I was a bit unsure what to write about this week… I had some fabulous social events for friends birthdays over the weekend; one of which was a dress up – and we all know how much I love those! Having a busy weekend also reminds me how grateful I am to not work on Mondays. … I am of an age where it takes a whole lot longer to recover from things that it used to!
This time of the year is difficult for me tho… I am coming up to all of the significant dates that changed my world, and the build up this year feels particularly hard. I’m not sure why that is because for the most part I am actually in a pretty good place in myself. I’ve lost some weight and am feeling healthy, I have great people around me and I am a whole lot more confident that I used to be, but right now it feels really heavy to be doing all of this on my own.

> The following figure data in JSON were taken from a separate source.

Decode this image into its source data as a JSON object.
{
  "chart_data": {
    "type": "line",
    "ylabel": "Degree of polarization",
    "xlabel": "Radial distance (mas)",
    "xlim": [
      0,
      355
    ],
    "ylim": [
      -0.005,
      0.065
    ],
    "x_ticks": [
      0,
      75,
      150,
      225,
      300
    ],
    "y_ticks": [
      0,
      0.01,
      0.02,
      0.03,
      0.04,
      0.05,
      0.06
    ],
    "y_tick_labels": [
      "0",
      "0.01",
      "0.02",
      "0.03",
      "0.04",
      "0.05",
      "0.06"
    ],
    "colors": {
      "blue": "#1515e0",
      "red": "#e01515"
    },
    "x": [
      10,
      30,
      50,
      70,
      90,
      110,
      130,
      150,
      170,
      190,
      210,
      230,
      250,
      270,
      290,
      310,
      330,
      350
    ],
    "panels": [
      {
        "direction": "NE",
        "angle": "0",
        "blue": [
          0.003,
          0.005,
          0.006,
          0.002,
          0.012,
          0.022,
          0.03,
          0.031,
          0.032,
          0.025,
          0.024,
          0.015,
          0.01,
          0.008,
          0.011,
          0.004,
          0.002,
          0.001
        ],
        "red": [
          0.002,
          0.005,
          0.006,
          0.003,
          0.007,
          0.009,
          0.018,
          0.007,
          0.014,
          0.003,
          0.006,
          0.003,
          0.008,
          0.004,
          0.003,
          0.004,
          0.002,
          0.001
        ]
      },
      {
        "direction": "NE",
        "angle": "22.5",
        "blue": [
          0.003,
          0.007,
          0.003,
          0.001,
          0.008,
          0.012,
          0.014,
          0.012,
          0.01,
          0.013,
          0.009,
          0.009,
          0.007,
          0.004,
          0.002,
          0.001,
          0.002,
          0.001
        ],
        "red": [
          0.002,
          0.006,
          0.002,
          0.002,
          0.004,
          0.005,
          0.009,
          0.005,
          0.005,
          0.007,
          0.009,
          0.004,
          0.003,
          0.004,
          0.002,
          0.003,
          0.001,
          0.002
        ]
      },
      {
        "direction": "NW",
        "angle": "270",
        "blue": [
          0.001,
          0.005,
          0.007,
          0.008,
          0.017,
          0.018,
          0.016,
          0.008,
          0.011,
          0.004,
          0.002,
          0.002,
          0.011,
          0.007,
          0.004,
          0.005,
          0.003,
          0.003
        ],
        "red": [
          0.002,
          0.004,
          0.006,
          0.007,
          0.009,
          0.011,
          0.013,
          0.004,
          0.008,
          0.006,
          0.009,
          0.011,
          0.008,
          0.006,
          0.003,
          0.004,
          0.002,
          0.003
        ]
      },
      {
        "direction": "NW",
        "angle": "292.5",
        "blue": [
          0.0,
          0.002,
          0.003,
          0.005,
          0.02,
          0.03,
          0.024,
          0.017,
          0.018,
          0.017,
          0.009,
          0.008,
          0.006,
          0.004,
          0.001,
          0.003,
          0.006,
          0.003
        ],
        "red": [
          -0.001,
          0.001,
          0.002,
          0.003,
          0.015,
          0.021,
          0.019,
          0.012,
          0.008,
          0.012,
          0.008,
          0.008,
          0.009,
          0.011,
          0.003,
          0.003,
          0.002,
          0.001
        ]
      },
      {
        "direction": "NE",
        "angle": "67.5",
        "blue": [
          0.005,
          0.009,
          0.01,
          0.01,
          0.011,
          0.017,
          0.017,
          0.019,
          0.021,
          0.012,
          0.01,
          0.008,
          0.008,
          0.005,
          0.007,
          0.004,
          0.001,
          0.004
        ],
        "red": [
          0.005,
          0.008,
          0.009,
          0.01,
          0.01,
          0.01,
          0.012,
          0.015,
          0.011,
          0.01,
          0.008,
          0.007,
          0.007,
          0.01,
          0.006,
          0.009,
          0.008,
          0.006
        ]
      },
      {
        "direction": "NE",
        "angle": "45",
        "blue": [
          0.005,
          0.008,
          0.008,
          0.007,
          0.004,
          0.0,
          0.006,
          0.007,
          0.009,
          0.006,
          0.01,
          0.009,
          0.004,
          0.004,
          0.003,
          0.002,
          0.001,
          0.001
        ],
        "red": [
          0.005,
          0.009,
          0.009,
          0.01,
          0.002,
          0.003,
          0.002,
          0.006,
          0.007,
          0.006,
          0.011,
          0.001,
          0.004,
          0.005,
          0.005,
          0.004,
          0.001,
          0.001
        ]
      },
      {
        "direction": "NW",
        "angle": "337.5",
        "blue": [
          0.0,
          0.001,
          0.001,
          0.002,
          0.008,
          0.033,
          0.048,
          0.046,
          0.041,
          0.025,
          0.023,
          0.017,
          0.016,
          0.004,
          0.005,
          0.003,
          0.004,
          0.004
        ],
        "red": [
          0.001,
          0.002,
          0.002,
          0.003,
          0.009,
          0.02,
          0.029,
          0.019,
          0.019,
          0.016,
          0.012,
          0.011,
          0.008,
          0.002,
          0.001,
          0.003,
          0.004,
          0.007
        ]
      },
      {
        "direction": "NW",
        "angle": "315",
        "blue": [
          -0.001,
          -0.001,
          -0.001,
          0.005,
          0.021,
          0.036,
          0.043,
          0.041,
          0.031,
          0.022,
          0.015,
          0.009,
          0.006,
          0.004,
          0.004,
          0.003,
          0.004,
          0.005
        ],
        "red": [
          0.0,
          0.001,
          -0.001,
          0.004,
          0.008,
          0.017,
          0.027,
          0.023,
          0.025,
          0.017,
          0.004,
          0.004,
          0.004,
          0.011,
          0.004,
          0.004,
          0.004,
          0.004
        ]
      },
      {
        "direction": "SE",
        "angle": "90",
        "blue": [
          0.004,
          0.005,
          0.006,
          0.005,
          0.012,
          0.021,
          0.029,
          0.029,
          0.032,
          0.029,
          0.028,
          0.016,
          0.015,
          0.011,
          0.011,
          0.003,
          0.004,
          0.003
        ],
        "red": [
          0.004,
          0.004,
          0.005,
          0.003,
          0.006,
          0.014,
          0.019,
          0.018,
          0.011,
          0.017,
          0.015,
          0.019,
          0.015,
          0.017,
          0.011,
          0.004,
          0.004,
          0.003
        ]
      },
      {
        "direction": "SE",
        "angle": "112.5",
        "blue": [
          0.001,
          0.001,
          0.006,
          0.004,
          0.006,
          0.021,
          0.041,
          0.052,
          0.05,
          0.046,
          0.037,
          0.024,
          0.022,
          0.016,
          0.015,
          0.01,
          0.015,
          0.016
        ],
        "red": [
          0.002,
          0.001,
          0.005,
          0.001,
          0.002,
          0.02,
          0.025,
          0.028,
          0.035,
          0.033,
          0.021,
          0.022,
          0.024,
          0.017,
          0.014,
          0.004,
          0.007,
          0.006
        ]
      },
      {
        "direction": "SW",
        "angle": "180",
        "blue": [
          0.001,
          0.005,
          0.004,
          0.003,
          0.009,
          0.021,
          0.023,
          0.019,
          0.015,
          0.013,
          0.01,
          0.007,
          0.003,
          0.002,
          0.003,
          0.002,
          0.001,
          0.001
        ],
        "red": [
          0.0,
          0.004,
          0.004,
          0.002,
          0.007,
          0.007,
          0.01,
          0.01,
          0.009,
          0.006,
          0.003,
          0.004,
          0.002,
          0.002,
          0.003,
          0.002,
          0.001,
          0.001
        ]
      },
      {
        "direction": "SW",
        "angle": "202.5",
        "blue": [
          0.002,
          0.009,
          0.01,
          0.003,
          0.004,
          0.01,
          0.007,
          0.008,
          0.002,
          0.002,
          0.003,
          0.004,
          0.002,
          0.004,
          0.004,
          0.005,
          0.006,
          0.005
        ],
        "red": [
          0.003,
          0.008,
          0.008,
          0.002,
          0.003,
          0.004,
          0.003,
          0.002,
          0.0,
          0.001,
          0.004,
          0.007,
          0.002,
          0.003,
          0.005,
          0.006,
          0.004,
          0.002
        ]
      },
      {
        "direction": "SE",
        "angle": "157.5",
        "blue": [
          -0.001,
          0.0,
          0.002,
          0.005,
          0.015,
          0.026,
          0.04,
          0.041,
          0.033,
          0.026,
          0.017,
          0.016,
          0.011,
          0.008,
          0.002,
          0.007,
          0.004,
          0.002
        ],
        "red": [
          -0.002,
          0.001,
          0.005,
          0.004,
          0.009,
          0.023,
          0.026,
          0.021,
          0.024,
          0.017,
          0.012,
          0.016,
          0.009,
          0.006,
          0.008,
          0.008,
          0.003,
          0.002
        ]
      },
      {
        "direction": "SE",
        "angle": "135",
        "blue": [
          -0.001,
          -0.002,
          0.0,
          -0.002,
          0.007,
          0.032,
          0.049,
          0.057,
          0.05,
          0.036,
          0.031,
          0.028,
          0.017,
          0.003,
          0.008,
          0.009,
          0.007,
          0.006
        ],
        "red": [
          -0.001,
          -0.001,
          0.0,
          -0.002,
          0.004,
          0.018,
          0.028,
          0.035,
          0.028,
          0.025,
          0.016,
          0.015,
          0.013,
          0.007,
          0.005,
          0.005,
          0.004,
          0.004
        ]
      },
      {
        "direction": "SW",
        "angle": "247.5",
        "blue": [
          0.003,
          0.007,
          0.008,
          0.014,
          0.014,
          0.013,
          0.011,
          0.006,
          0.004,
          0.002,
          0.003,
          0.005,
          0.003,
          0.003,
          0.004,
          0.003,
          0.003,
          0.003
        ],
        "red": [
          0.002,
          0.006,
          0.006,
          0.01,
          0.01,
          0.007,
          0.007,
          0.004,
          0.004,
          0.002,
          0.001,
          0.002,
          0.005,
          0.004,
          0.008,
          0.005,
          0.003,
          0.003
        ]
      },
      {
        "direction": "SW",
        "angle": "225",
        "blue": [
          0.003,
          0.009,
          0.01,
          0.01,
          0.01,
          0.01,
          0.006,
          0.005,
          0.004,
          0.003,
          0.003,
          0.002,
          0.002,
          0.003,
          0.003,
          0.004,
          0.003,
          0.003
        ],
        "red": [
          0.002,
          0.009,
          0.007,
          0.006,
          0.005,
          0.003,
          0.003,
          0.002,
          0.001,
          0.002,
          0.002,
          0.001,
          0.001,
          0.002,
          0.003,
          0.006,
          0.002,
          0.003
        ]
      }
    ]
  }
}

Mostly I’m proud of myself and I want Claytie to be proud of me too. I want to know what his thoughts would be on how I have managed all of this shit for the last five years. I want to talk to him about the boys and how fabulous they are. I want his people to still be my people, our people…. I want him to be here! I want the life that I used to have!
Grief is a weird thing. It is such a rollercoaster! Just when you think you’re in an ok place something comes along to knock you right back down. It’s not even always something that you can pinpoint – which makes it hard to prepare for in any way! I know that the big dates are there, they are coming; and by now I mostly know how I will feel… it’s the day to day stuff that is the hardest… and there have been a lot of days!
Anyway… that me right now – doing my best to get through it and keep going. In the words of a great man… “it is what it is, you can’t change it, you just have to get on with it!”